Second, the causes of tinnitus in children are discussed. As in adults, the likely most common cause is noise. Third, the evaluation, treatment and prevention of tinnitus are reviewed. The diagnosis can include input from the parents. In many situations, no treatment is warranted, but otherwise we recommend Tinnitus Narrative Therapy (Kentish and Crocker, 2006) for young children and Tinnitus Activities Therapy (Tyler et al., 2004) for older children.
The “Dizzy” Child
Linda M Luxon
UCL Ear Institute and Great Ormond Street Hospital for Children
Balance presentations are more common in children than previously suspected.
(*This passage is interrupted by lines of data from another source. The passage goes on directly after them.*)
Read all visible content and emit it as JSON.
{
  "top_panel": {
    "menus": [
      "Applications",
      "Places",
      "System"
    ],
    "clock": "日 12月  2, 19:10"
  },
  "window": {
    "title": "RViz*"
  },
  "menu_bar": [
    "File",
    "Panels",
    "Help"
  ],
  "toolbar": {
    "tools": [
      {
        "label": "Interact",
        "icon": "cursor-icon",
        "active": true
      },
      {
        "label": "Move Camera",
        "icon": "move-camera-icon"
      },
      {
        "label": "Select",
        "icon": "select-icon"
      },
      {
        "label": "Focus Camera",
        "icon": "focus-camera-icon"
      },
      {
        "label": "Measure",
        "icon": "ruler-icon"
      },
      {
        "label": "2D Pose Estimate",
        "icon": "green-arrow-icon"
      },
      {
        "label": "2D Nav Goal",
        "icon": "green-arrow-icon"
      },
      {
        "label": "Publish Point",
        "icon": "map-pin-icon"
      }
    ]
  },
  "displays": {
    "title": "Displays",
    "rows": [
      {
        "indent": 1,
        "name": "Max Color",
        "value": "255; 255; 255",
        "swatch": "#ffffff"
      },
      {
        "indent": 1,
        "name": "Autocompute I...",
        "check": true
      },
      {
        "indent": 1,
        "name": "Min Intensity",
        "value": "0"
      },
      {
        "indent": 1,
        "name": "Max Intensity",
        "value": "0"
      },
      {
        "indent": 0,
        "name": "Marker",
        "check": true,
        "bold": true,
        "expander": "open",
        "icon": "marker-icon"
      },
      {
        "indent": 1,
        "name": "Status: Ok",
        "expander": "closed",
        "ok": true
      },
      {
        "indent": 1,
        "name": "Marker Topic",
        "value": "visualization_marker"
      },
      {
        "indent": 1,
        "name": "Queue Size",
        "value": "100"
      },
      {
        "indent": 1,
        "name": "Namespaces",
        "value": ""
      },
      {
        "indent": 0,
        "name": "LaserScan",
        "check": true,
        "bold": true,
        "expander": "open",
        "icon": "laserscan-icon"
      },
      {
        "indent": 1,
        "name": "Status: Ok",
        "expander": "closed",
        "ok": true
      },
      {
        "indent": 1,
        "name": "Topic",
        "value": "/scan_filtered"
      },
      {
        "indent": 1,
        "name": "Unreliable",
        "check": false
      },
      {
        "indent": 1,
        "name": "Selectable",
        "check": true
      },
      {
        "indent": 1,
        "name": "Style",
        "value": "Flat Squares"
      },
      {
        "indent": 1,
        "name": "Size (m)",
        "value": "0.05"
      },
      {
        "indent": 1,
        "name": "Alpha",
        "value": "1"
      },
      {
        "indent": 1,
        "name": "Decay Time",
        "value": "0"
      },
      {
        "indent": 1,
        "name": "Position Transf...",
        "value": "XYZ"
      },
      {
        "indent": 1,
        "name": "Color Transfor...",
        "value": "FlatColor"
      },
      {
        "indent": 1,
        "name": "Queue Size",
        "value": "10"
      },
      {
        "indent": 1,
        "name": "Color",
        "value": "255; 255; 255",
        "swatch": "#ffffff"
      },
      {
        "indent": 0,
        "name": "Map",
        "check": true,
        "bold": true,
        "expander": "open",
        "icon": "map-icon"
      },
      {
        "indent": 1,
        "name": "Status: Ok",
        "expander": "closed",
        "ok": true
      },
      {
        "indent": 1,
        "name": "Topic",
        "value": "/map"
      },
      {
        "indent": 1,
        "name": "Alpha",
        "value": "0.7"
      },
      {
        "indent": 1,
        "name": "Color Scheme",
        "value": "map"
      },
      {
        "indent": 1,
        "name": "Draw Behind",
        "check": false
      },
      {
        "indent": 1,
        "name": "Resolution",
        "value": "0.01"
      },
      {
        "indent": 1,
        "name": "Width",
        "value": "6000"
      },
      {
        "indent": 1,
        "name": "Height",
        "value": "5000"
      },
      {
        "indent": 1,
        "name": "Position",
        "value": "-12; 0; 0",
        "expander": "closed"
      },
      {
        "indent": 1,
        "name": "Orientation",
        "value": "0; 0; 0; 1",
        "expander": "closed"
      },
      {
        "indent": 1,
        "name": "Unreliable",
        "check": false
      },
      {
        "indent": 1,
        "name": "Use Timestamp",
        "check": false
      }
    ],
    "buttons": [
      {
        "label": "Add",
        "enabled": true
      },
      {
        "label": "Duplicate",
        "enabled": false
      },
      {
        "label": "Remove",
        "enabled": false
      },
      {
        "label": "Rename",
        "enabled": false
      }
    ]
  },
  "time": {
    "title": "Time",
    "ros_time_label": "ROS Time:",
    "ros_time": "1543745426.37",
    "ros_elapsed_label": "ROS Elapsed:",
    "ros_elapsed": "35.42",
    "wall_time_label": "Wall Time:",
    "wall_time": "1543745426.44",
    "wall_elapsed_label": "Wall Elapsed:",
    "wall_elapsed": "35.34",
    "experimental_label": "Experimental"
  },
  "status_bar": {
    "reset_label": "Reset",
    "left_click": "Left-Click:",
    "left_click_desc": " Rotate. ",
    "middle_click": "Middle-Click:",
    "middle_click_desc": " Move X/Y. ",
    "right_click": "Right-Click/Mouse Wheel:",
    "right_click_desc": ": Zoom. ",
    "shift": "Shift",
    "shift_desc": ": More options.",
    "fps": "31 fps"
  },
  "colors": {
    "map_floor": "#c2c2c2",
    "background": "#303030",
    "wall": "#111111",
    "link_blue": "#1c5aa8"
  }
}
Nonetheless, imbalance is relatively rare in children compared with adults and symptoms are frequently dismissed for a number of reasons. Children cannot express their complaints easily, they are often disbelieved, there are other more important symptoms, such as hearing and communication disorders, tests are frequently not available to investigate the disequilibrium and often the complaint is dismissed as trivial. Notwithstanding this, there is clear evidence that otitis media, trauma, migraine and epilepsy are all associated with dizziness/imbalance in childhood, quite apart from vestibular dysfunction in association with congenital inner ear pathologies and rare systemic and otological pathologies.